Here are the complete rules, per the DOT:

  • Defines a service animal as a dog that is individually trained to do work or perform tasks for the benefit of a person with a disability;
  • No longer considers an emotional support animal to be a service animal;
  • Requires airlines to treat psychiatric service animals the same as other service animals;
  • Allows airlines to require forms developed by DOT attesting to a service animal’s health, behavior and training, and if taking a long flight attesting that the service animal can either not relieve itself, or can relieve itself in a sanitary manner;
  • Allows airlines to require individuals traveling with a service animal to provide the DOT service animal form(s) up to 48 hours in advance of the date of travel if the passenger’s reservation was made prior to that time;
  • Prohibits airlines from requiring passengers with a disability who are traveling with a service animal to physically check-in at the airport instead of using the online check-in process;
  • Allows airlines to require a person with a disability seeking to travel with a service animal to provide the DOT service animal form(s) at the passenger’s departure gate on the date of travel;
  • Allows airlines to limit the number of service animals traveling with a single passenger with a disability to two service animals;
  • Allows airlines to require a service animal to fit within its handler’s foot space on the aircraft;
  • Allows airlines to require that service animals be harnessed, leashed, or tethered at all times in the airport and on the aircraft;
  • Continues to allow airlines to refuse transportation to service animals that exhibit aggressive behavior and that pose a direct threat to the health or safety of others; and
  • Continues to prohibit airlines from refusing to transport a service animal solely based on breed.

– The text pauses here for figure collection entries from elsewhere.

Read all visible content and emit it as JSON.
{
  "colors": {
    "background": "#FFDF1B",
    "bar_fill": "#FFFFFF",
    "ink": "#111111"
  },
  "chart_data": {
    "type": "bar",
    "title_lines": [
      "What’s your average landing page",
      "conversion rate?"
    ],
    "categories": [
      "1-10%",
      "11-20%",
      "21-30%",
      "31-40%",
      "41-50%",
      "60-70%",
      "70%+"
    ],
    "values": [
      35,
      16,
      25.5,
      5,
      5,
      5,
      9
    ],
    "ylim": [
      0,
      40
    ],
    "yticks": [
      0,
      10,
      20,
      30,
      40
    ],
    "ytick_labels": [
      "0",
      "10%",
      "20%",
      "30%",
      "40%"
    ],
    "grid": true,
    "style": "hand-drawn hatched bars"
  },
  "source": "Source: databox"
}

According to the Humane Society of the United States (HSUS), the rule aligns with recommendations from experts and scientists, including groups like the American Veterinary Medical Association, the American Bar Association, the American Veterinary Society of Animal Behavior and the National Animal Control Association.

These new rules may impact individuals with mental illnesses who really benefit from having an emotional support animal. Individuals with anxiety, for example, may experience heightened stress while flying. Not being allowed to have their emotional support animal with them, may even make flying an impossibility.